Historical Temperature Reconstruction with a Computationally Efficient Stochastic Model
Finn Lindgren1, Peter Guttorp2, Håvard Rue1
1Department of Mathematical Sciences, Norwegian University of Science and Technology, Trondheim, Norway; 2Department of Statistics, University of Washington, Seattle, WA, United States

Analysis of regional and global mean temperatures based on instrumental observations has typically been based on aggregating temperature measurements to grid cells. A potential deficiency in the uncertainty estimates for such gridded data is that the spatial statistical dependence between temperature anomalies is partly ignored or misspecified, in particular with respect to effects of the spherical geometry of the earth.

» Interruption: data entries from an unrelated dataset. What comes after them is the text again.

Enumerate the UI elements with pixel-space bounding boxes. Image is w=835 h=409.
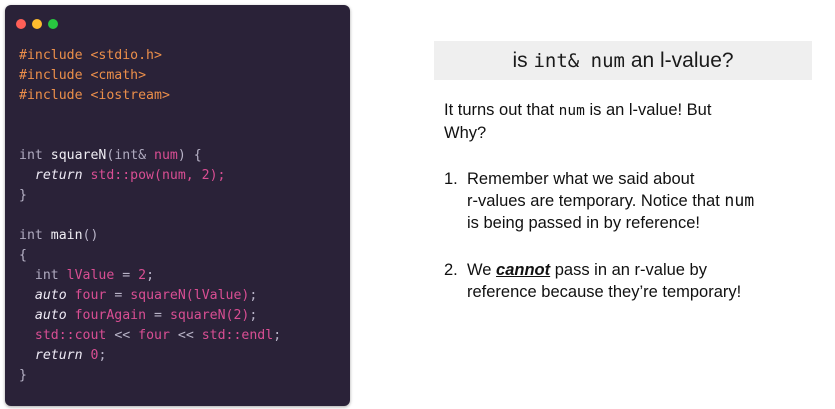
code-token: 2	[138, 268, 147, 283]
list-text: Remember what we said about	[467, 170, 695, 188]
intro-paragraph: It turns out that num is an l-value! But…	[444, 99, 824, 144]
code-line-main-signature: int main()	[19, 226, 281, 246]
code-line-close-brace: }	[19, 366, 281, 386]
code-line-return-zero: return 0;	[19, 346, 281, 366]
code-token: int	[19, 148, 43, 163]
close-dot[interactable]	[16, 19, 26, 29]
title-code: int& num	[533, 49, 625, 72]
code-editor-window: #include <stdio.h> #include <cmath> #inclu…	[5, 5, 350, 406]
emphasis-text: cannot	[496, 261, 551, 279]
code-token: <<	[114, 328, 131, 343]
code-token: #include	[19, 68, 83, 83]
code-token: ()	[82, 228, 99, 243]
code-token: fourAgain	[74, 308, 147, 323]
code-token: std::cout	[34, 328, 107, 343]
code-token: int	[19, 228, 43, 243]
code-line-fouragain-decl: auto fourAgain = squareN(2);	[19, 306, 281, 326]
list-code: num	[724, 191, 755, 210]
code-token: int	[34, 268, 59, 283]
intro-text: Why?	[444, 124, 487, 142]
code-token: <cmath>	[90, 68, 147, 83]
code-token: squareN(lValue)	[130, 288, 250, 303]
list-text: r-values are temporary. Notice that	[467, 192, 720, 210]
zoom-dot[interactable]	[48, 19, 58, 29]
list-text: pass in an r-value by	[554, 261, 707, 279]
list-text: We	[467, 261, 492, 279]
code-token: =	[114, 288, 123, 303]
minimize-dot[interactable]	[32, 19, 42, 29]
code-token: }	[19, 188, 27, 203]
code-token: #include	[19, 88, 83, 103]
window-controls	[16, 19, 58, 29]
code-line-four-decl: auto four = squareN(lValue);	[19, 286, 281, 306]
code-token: four	[138, 328, 170, 343]
code-token: <<	[177, 328, 194, 343]
list-text: reference because they’re temporary!	[467, 283, 742, 301]
code-token: ;	[249, 288, 258, 303]
list-marker: 1.	[444, 170, 458, 188]
code-token: ;	[146, 268, 155, 283]
code-token: squareN(2)	[169, 308, 250, 323]
code-token: =	[154, 308, 162, 323]
code-token: {	[19, 248, 27, 263]
intro-text: is an l-value! But	[589, 101, 712, 119]
intro-code: num	[558, 103, 585, 119]
code-line-cout: std::cout << four << std::endl;	[19, 326, 281, 346]
code-token: #include	[19, 48, 83, 63]
code-token: std::endl	[201, 328, 274, 343]
code-line-squaren-signature: int squareN(int& num) {	[19, 146, 281, 166]
code-line-lvalue-decl: int lValue = 2;	[19, 266, 281, 286]
title-text: an l-value?	[630, 48, 734, 72]
code-token: }	[19, 368, 27, 383]
slide-title: is int& num an l-value?	[434, 41, 812, 80]
intro-text: It turns out that	[444, 101, 555, 119]
code-line-include-stdio: #include <stdio.h>	[19, 46, 281, 66]
code-token: <stdio.h>	[90, 48, 162, 63]
code-line-open-brace: {	[19, 246, 281, 266]
code-token: auto	[34, 308, 67, 323]
code-line-include-iostream: #include <iostream>	[19, 86, 281, 106]
code-token: return	[34, 168, 83, 183]
code-block: #include <stdio.h> #include <cmath> #inclu…	[19, 46, 281, 386]
code-token: lValue	[66, 268, 115, 283]
code-token: auto	[34, 288, 67, 303]
code-line-close-brace: }	[19, 186, 281, 206]
code-line-include-cmath: #include <cmath>	[19, 66, 281, 86]
code-line-return-pow: return std::pow(num, 2);	[19, 166, 281, 186]
code-token: );	[209, 168, 226, 183]
code-token: ) {	[177, 148, 202, 163]
code-token: ;	[249, 308, 258, 323]
code-token: squareN	[50, 148, 107, 163]
code-token: num	[154, 148, 178, 163]
code-token: =	[122, 268, 131, 283]
code-token: 2	[201, 168, 210, 183]
code-token: ;	[273, 328, 282, 343]
title-text: is	[512, 48, 528, 72]
code-token: main	[50, 228, 83, 243]
code-token: ;	[98, 348, 107, 363]
code-token: return	[34, 348, 83, 363]
code-token: int&	[114, 148, 147, 163]
list-marker: 2.	[444, 261, 458, 279]
list-text: is being passed in by reference!	[467, 214, 700, 232]
code-token: <iostream>	[90, 88, 170, 103]
code-token: four	[74, 288, 107, 303]
code-token: std::pow(num,	[90, 168, 194, 183]
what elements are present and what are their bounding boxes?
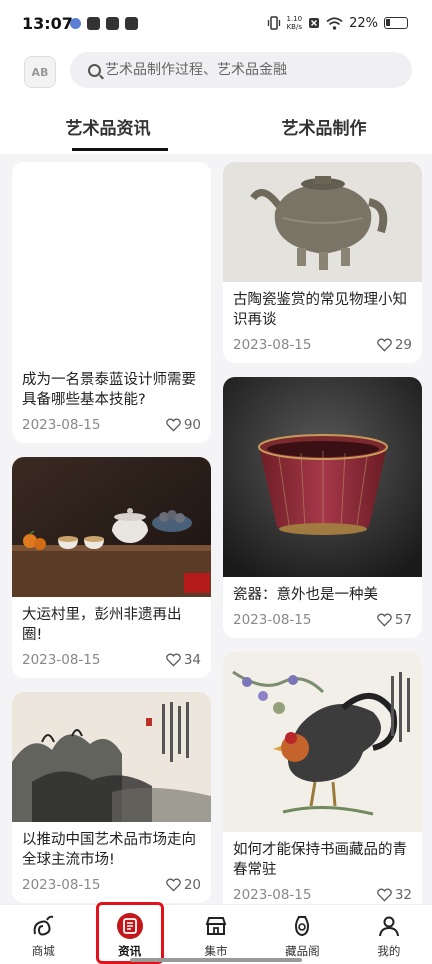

From a modelling perspective, a more natural approach is to construct a spatial stochastic model for the temperature field directly on the globe, together with a model for the measurements, without aggregation. Such a model can incorporate non-stationary spatial dependencies due to differences between the tropical and polar regions, as well as local covariate information such as topography.

Local and global yearly temperature means are then computed along with uncertainty estimates using a fast Bayesian numerical integration scheme. By using recent advances (Lindgren et al., 2010) in methods for constructing spatially consistent Markov random fields, the variations in statistical dependence between geographical locations can be estimated in a computationally efficient way. We use these methods to calculate reconstructions of the global climate in the past century, with fine spatial resolution in regions with dense data coverage, and coarse resolution in other regions. The full statistical uncertainty of the model parameters is included in the analysis.

References:

F. Lindgren, H. Rue, and J. Lindström “An explicit link between Gaussian fields and Gaussian Markov random fields: the stochastic partial differential equation approach”, J. R. Statist. Soc. B, 73, Part 4 (2011).

Keywords: Climate reconstruction; spatial models; Gaussian Markov random fields; efficient computations

Biography: Finn Lindgren has a background in statistical image analysis, and is currently focusing on methodology for general spatial and spatio-temporal models for environmental data, using Gaussian Markov random fields based on stochastic partial differential equations. He has a special interest in developing accessible and computationally efficient software for large spatial data sets.